Egypte: 36 ans après le «soulèvement du pain», la lutte pour la justice sociale se poursuit

Soulèvement de la faim en 1977
Soulèvement du pain en 1977

Par Heba Abdel-Sattar

Plus de trois décennies après la rébellion populaire de janvier 1977 contre les politiques économiques de feu le président Sadate [président du pays entre le décès de Nasser en 1970 et son assassinat en 1981], des activistes de gauche égyptiens déclarent que de nouvelles protestations sur une vaste échelle contre les conditions de vie misérables sont probables.

Trente-six années se sont écoulées depuis l’éruption d’un «soulèvement du pain» les 18 et 19 janvier 1977 comme réponse à une série de mesures d’austérité appliquées par le gouvernement, lesquelles comprenaient la suppression des subventions à des biens de première nécessité.

Les revendications de «justice sociale» qui ont été alors formulées restent aujourd’hui encore sans réponses.

Les slogans de justice sociale et d’égalité étaient très proches de ceux qui ont été scandés lors du soulèvement de janvier 2011 [contre le pouvoir autoritaire et corrompu de Moubarak] tandis que le «soulèvement du pain» a surgi en raison de la hausse subite du prix du pain et d’autres bien de première nécessité. L’ancien président égyptien Anouar el-Sadate a balayé les protestations comme étant un «soulèvement de voleurs» n’ayant pour seul objectif que le «sabotage et la violence».

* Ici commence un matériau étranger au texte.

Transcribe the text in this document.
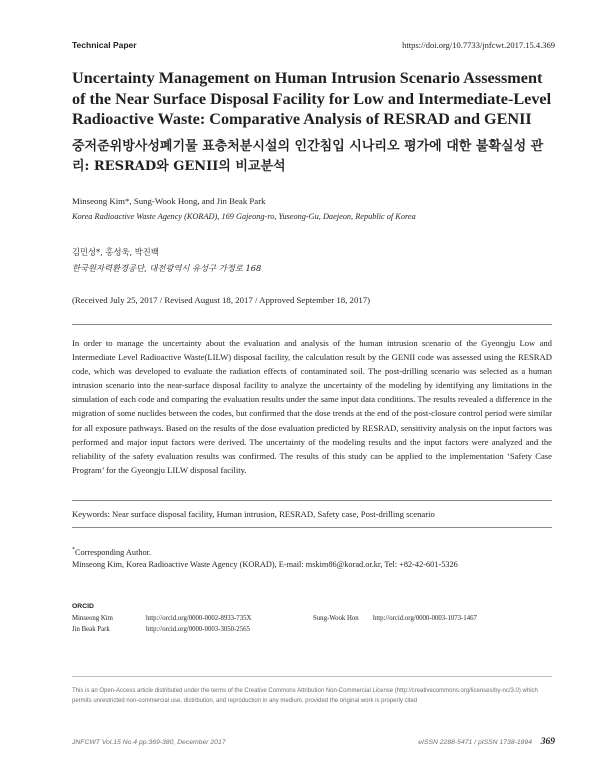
Technical Paper	https://doi.org/10.7733/jnfcwt.2017.15.4.369
Uncertainty Management on Human Intrusion Scenario Assessment of the Near Surface Disposal Facility for Low and Intermediate-Level Radioactive Waste: Comparative Analysis of RESRAD and GENII
중저준위방사성폐기물 표층처분시설의 인간침입 시나리오 평가에 대한 불확실성 관리: RESRAD와 GENII의 비교분석
Minseong Kim*, Sung-Wook Hong, and Jin Beak Park
Korea Radioactive Waste Agency (KORAD), 169 Gajeong-ro, Yuseong-Gu, Daejeon, Republic of Korea
김민성*, 홍성욱, 박진백
한국원자력환경공단, 대전광역시 유성구 가정로 168
(Received July 25, 2017 / Revised August 18, 2017 / Approved September 18, 2017)

In order to manage the uncertainty about the evaluation and analysis of the human intrusion scenario of the Gyeongju Low and Intermediate Level Radioactive Waste(LILW) disposal facility, the calculation result by the GENII code was assessed using the RESRAD code, which was developed to evaluate the radiation effects of contaminated soil. The post-drilling scenario was selected as a human intrusion scenario into the near-surface disposal facility to analyze the uncertainty of the modeling by identifying any limitations in the simulation of each code and comparing the evaluation results under the same input data conditions. The results revealed a difference in the migration of some nuclides between the codes, but confirmed that the dose trends at the end of the post-closure control period were similar for all exposure pathways. Based on the results of the dose evaluation predicted by RESRAD, sensitivity analysis on the input factors was performed and major input factors were derived. The uncertainty of the modeling results and the input factors were analyzed and the reliability of the safety evaluation results was confirmed. The results of this study can be applied to the implementation ‘Safety Case Program’ for the Gyeongju LILW disposal facility.

Keywords: Near surface disposal facility, Human intrusion, RESRAD, Safety case, Post-drilling scenario
*Corresponding Author.
Minseong Kim, Korea Radioactive Waste Agency (KORAD), E-mail: mskim86@korad.or.kr, Tel: +82-42-601-5326
ORCID
Minseong Kim	http://orcid.org/0000-0002-8933-735X	Sung-Wook Hon http://orcid.org/0000-0003-1073-1467
Jin Beak Park	http://orcid.org/0000-0003-3050-2565
This is an Open-Access article distributed under the terms of the Creative Commons Attribution Non-Commercial License (http://creativecommons.org/licenses/by-nc/3.0) which permits unrestricted non-commercial use, distribution, and reproduction in any medium, provided the original work is properly cited
JNFCWT Vol.15 No.4 pp.369-380, December 2017	eISSN 2288-5471 / pISSN 1738-1894 369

Les bouleversements sociaux qui ont renversé l’ancien président Moubarak ont atteint leur sommet en janvier 2011.

Les dirigeants de la gauche qui ont mené le «soulèvement du pain» considèrent que la révolution de janvier 2011 est en fait la poursuite de la lutte pour la justice sociale et la dignité humaine. Ils s’attendent à ce qu’une vague de colère similaire touche à nouveau le pays en raison des problèmes financiers croissants que rencontrent l’Egypte.

Parmi les slogans scandés par les manifestant·e·s en 1977, on pouvait entendre: «Nous sommes le peuple avec les travailleurs contre l’alliance du capital», ainsi que «Vous portez des vêtements de la dernière mode alors que nous vivons à 10 dans une chambre».  

De tels slogans font toujours écho aux actuelles conditions sociales du peuple égyptien ainsi qu’à ses légitimes revendications, selon Karima el-Hefnawy [1], secrétaire générale du Parti socialiste égyptien.

K. El-Hefnawy ajoute que «les hausses des prix atteignent des niveaux record alors que les politiques économiques et financières sont en faveur des riches plutôt que des pauvres».

«La crise de la pauvreté s’est encore aggravée au cours des années et rien n’a réellement été réalisé en ce qui concerne la justice sociale depuis que Moubarak a été dégagé. Le nombre d’habitant·e·s de taudis, vivant dans des conditions insupportables, augmente de façon catastrophique alors que les prix deviennent inaccessibles pour le citoyen égyptien moyen, les salaires ne permettent pas de joindre les deux bouts et un salaire minimum apparaît encore un rêve lointain. C’est la raison pour laquelle nous sommes descendus dans la rue le 25 janvier 2011. Nous descendrons à nouveau dans les rues cette année pour scander les mêmes slogans qui furent les nôtres en 1977 et en 2010», déclare-t-elle.

Abd el-Ghaffar Shukr, un dirigeant de gauche célèbre, fondateur du Parti de l’alliance socialiste populaire, dit que les revendications sociales et économiques seront la clé de voûte dans les mobilisations de protestation du 25 janvier 2013, pour le second anniversaire de la révolution. Il ajoute que la vague prochaine de protestations se centrera sur les revendications sociales plutôt que d’être purement politiques.

Abul-Ezz el-Hariri, une autre personnalité marquante de la gauche, a également mis en garde le gouvernement quant à sa sous-estimation de ce qu’il perçoit comme étant la colère croissante du peuple contre ses conditions de vie misérables.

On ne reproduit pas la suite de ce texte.